Бывают такие люди, что тень, отбрасываемая ими, имеет большее отношение к реальности, чем они сами. Если долго с ними общаться, внутри поднимется исподволь саднящее чувство горечи. С этим мало что можно сделать. Иногда помогает мысль, что это не люди, а выпавшие со страниц книги герои, настойчиво требующие полномерного воплощения — или возвращения под обложку. Вообще было бы справедливо, если бы за каждым человеком была закреплена его собственная книга. Пруст знал: если не выразил свою жизнь, значит, и не прожил. Довольно простое утверждение, на первый взгляд. Но если внимательней вдуматься, станет ясно: глубинное желание человека ощущать свою жизнь осмысленной и цельной может быть осуществлено только при помощи письма, не обязательно прямого, не обязательно биографического. Эпистолярный жанр — лишь малое следствие этого.

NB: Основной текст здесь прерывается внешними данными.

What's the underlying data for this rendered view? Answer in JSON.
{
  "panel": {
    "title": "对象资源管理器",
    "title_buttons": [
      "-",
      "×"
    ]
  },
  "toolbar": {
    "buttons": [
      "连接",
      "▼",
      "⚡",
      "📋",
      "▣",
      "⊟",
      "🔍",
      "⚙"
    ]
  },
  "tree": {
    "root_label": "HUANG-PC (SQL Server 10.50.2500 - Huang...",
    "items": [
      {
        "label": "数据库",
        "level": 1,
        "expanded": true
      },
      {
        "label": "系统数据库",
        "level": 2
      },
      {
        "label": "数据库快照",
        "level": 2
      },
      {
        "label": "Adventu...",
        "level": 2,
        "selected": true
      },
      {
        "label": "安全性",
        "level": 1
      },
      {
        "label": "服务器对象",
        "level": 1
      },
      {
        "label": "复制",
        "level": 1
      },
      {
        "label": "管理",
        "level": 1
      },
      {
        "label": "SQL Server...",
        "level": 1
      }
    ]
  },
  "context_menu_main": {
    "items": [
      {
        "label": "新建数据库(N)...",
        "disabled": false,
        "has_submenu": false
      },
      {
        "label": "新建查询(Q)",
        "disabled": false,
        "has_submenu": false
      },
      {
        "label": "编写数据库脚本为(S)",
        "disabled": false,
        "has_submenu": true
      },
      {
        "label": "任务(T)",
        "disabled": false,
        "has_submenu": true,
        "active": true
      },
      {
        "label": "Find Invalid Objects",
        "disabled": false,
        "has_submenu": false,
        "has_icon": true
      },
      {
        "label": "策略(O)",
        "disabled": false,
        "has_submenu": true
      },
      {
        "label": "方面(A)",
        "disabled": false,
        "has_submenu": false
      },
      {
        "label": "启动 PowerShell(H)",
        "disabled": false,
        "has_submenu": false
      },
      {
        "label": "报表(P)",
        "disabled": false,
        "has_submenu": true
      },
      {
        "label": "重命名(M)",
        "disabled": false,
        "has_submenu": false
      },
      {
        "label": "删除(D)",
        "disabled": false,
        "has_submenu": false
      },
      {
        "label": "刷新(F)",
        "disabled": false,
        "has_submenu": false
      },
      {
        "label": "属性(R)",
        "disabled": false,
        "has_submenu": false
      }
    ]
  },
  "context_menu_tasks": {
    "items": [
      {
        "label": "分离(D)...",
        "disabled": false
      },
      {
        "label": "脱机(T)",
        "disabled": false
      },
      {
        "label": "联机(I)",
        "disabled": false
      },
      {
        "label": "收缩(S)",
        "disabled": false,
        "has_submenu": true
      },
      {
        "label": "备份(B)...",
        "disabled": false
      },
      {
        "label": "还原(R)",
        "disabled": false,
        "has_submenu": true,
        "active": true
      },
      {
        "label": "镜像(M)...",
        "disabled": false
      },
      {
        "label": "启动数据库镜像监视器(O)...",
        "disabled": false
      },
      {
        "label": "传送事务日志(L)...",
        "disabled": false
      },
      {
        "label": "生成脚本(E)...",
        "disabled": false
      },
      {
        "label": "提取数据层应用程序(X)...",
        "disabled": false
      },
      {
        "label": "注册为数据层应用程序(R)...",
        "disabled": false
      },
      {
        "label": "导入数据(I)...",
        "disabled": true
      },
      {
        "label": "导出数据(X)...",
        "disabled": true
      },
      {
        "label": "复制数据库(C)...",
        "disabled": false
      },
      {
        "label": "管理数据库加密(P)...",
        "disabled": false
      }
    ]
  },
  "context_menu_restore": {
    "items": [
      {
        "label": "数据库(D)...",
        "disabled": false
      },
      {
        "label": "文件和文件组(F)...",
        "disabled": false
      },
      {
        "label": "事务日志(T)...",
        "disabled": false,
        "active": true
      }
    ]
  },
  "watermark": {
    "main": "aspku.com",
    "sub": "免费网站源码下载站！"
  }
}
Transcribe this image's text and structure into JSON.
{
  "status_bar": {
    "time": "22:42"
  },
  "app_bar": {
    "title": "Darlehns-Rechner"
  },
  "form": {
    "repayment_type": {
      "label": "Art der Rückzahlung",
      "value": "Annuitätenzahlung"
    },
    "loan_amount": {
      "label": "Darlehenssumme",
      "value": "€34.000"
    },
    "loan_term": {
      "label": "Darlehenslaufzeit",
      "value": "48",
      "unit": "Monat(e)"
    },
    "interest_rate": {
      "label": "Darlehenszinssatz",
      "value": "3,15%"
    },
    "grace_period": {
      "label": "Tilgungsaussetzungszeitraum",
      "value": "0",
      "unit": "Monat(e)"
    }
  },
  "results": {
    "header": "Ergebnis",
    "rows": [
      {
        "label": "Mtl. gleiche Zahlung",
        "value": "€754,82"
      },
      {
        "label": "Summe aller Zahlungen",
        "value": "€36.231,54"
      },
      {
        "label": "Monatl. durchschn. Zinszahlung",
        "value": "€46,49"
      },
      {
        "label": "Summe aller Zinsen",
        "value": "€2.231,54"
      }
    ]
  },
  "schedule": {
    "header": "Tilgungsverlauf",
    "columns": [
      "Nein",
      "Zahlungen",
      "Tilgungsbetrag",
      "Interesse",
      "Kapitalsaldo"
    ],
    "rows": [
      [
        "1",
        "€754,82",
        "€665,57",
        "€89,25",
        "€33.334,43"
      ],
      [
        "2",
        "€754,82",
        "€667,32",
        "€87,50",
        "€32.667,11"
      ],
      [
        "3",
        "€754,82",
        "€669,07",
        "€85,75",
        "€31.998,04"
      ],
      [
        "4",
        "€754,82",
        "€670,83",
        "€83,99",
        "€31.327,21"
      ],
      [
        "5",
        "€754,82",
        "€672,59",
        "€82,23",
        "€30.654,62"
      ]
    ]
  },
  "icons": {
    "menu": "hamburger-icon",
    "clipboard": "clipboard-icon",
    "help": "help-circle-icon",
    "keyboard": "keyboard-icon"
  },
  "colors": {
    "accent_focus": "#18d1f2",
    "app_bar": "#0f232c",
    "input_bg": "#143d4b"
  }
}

За рабочим столом у железной дороги
( про главное )
Десять лет своей жизни я прожил в двухстах метрах от Рязанской железной дороги, окно моей комнаты было обращено к железнодорожной насыпи. Наша семья обитала в панельной пятиэтажке под самой крышей, и когда мимо с угрюмостью дредноута продвигались составы или летели скорые и электрички, мебель и посуда в квартире оживали. По одному только репертуару этого деревянно-фаянсового ансамбля пляски без песен я безошибочно судил о том, что сейчас перемещается за окном: тарахтящий, как консервные банки на кошачьем хвосте, порожняк, или глубинно ворочающие желваки глинозема многотонные слитки стали, толкающие через колеса грунтовые пласты, как палец теплую буханку; или степенно катятся черные, с сальными потеками, залитые под завязку, пахнущие Каспием и Апшероном цистерны с нефтью. Со временем мы привыкли к этому настолько, что перестали замечать тряску и колыхание. Так что, когда однажды неподалеку от хребта Сан-Андреас — трансформного разлома между тихоокеанской и североамериканской тектоническими плитами — мне довелось пережить шестибалльное землетрясение, я не пошевелился. Мои внутренности решили, что снова где-то поблизости валит железнодорожный состав, хотя почему-то все вокруг заполошились и ринулись к эвакуационным шахтам, в которые проще было рухнуть, чем спуститься: это был сороковой с гаком этаж.